The Intern (2025)

Here’s what I learned:

Both assumptions were wrong. The younger intern struggled with confidence, but he learned our analytics platform in one afternoon. He caught a bug no one else had seen. He just needed someone to tell him, “It’s okay to speak up.”

It’s charming. But here’s the question I’ve been turning over in my mind: The Intern

The twenty-one-year-old wanted to understand our strategy. The fifty-three-year-old wanted to understand our software. Both asked better questions than most of our full-time staff.

With the twenty-one-year-old, we assumed we’d have to explain everything: how to write a professional email, how to show up on time, how to ask for feedback. We gave him the “intern projects”—the spreadsheet cleaning, the meeting minutes, the low-stakes tasks. Here’s what I learned: Both assumptions were wrong

Last month, our team welcomed two interns. One is twenty-one, halfway through a computer science degree. The other is fifty-three, halfway through a career pivot after his manufacturing plant closed.

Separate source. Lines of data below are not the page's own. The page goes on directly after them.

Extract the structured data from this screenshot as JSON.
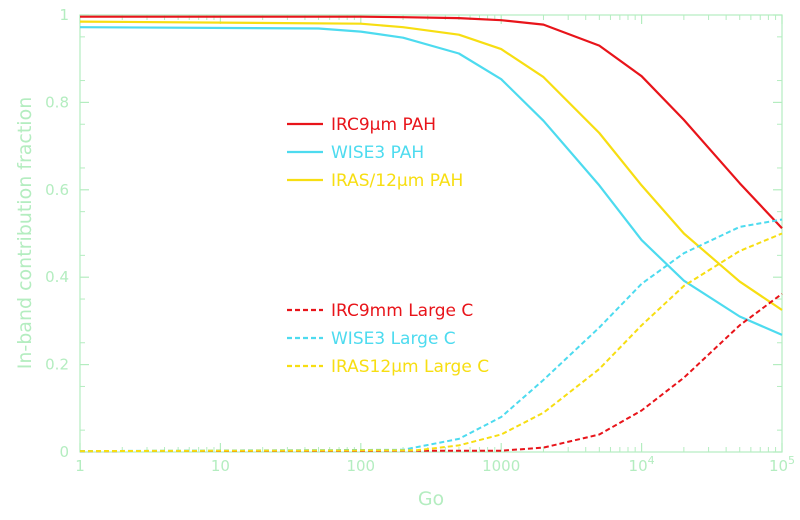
{
  "chart_data": {
    "type": "line",
    "title": "",
    "xlabel": "Go",
    "ylabel": "In-band contribution fraction",
    "xscale": "log",
    "xlim": [
      1,
      100000
    ],
    "ylim": [
      0,
      1
    ],
    "grid": false,
    "x_ticks": [
      {
        "value": 1,
        "label": "1"
      },
      {
        "value": 10,
        "label": "10"
      },
      {
        "value": 100,
        "label": "100"
      },
      {
        "value": 1000,
        "label": "1000"
      },
      {
        "value": 10000,
        "label": "10",
        "exp": "4"
      },
      {
        "value": 100000,
        "label": "10",
        "exp": "5"
      }
    ],
    "y_ticks": [
      {
        "value": 0,
        "label": "0"
      },
      {
        "value": 0.2,
        "label": "0.2"
      },
      {
        "value": 0.4,
        "label": "0.4"
      },
      {
        "value": 0.6,
        "label": "0.6"
      },
      {
        "value": 0.8,
        "label": "0.8"
      },
      {
        "value": 1,
        "label": "1"
      }
    ],
    "series": [
      {
        "name": "IRC9µm PAH",
        "color": "#e8141a",
        "dash": false,
        "points": [
          [
            1,
            0.996
          ],
          [
            100,
            0.996
          ],
          [
            200,
            0.995
          ],
          [
            500,
            0.993
          ],
          [
            1000,
            0.988
          ],
          [
            2000,
            0.978
          ],
          [
            5000,
            0.93
          ],
          [
            10000,
            0.86
          ],
          [
            20000,
            0.76
          ],
          [
            50000,
            0.615
          ],
          [
            100000,
            0.512
          ]
        ]
      },
      {
        "name": "WISE3 PAH",
        "color": "#4ddbef",
        "dash": false,
        "points": [
          [
            1,
            0.972
          ],
          [
            50,
            0.969
          ],
          [
            100,
            0.962
          ],
          [
            200,
            0.948
          ],
          [
            500,
            0.912
          ],
          [
            1000,
            0.853
          ],
          [
            2000,
            0.758
          ],
          [
            5000,
            0.61
          ],
          [
            10000,
            0.485
          ],
          [
            20000,
            0.392
          ],
          [
            50000,
            0.31
          ],
          [
            100000,
            0.268
          ]
        ]
      },
      {
        "name": "IRAS/12µm PAH",
        "color": "#f7de12",
        "dash": false,
        "points": [
          [
            1,
            0.985
          ],
          [
            100,
            0.98
          ],
          [
            200,
            0.972
          ],
          [
            500,
            0.955
          ],
          [
            1000,
            0.922
          ],
          [
            2000,
            0.858
          ],
          [
            5000,
            0.73
          ],
          [
            10000,
            0.61
          ],
          [
            20000,
            0.5
          ],
          [
            50000,
            0.39
          ],
          [
            100000,
            0.325
          ]
        ]
      },
      {
        "name": "IRC9mm Large C",
        "color": "#e8141a",
        "dash": true,
        "points": [
          [
            1,
            0.002
          ],
          [
            1000,
            0.003
          ],
          [
            2000,
            0.01
          ],
          [
            5000,
            0.04
          ],
          [
            10000,
            0.095
          ],
          [
            20000,
            0.17
          ],
          [
            50000,
            0.29
          ],
          [
            100000,
            0.362
          ]
        ]
      },
      {
        "name": "WISE3 Large C",
        "color": "#4ddbef",
        "dash": true,
        "points": [
          [
            1,
            0.002
          ],
          [
            200,
            0.005
          ],
          [
            500,
            0.03
          ],
          [
            1000,
            0.08
          ],
          [
            2000,
            0.165
          ],
          [
            5000,
            0.285
          ],
          [
            10000,
            0.385
          ],
          [
            20000,
            0.455
          ],
          [
            50000,
            0.515
          ],
          [
            100000,
            0.532
          ]
        ]
      },
      {
        "name": "IRAS12µm Large C",
        "color": "#f7de12",
        "dash": true,
        "points": [
          [
            1,
            0.002
          ],
          [
            250,
            0.004
          ],
          [
            500,
            0.015
          ],
          [
            1000,
            0.04
          ],
          [
            2000,
            0.09
          ],
          [
            5000,
            0.19
          ],
          [
            10000,
            0.29
          ],
          [
            20000,
            0.38
          ],
          [
            50000,
            0.46
          ],
          [
            100000,
            0.5
          ]
        ]
      }
    ]
  }
}
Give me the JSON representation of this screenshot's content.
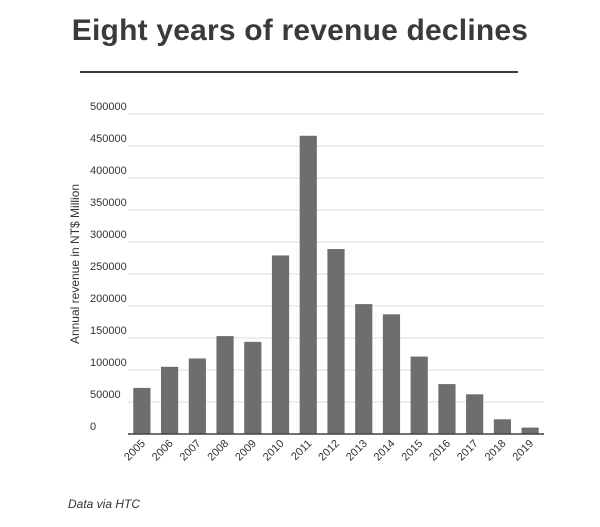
{
  "chart_data": {
    "type": "bar",
    "title": "Eight years of revenue declines",
    "xlabel": "",
    "ylabel": "Annual revenue in NT$ Million",
    "categories": [
      "2005",
      "2006",
      "2007",
      "2008",
      "2009",
      "2010",
      "2011",
      "2012",
      "2013",
      "2014",
      "2015",
      "2016",
      "2017",
      "2018",
      "2019"
    ],
    "values": [
      72000,
      105000,
      118000,
      153000,
      144000,
      279000,
      466000,
      289000,
      203000,
      187000,
      121000,
      78000,
      62000,
      23000,
      10000
    ],
    "ylim": [
      0,
      500000
    ],
    "yticks": [
      "0",
      "50000",
      "100000",
      "150000",
      "200000",
      "250000",
      "300000",
      "350000",
      "400000",
      "450000",
      "500000"
    ],
    "grid": true,
    "bar_color": "#6e6e6e",
    "grid_color": "#dcdcdc",
    "axis_color": "#444444"
  },
  "source": "Data via HTC"
}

Here’s a clean, engaging draft for a blog post titled . I’ve written it in a reflective, story-driven style (suitable for a career, leadership, or personal growth blog), but I’ve also included a few alternative directions at the end. The Intern We’ve all seen the movie. The one where a seventy-year-old widower, bored with retirement, shows up as a senior intern at an online fashion startup. Robert De Niro’s character, Ben, doesn’t know Slack from a slingshot. He uses a briefcase. He shows up early. He offers unsolicited—and unexpectedly wise—advice. He just needed someone to tell him, “It’s

If you think of interns as just “cheap labor” or “future hires,” you’re missing the point. The best interns—regardless of age—don’t just do work. They hold up a mirror. They ask the question everyone else was afraid to ask. They remind us why we started doing this in the first place.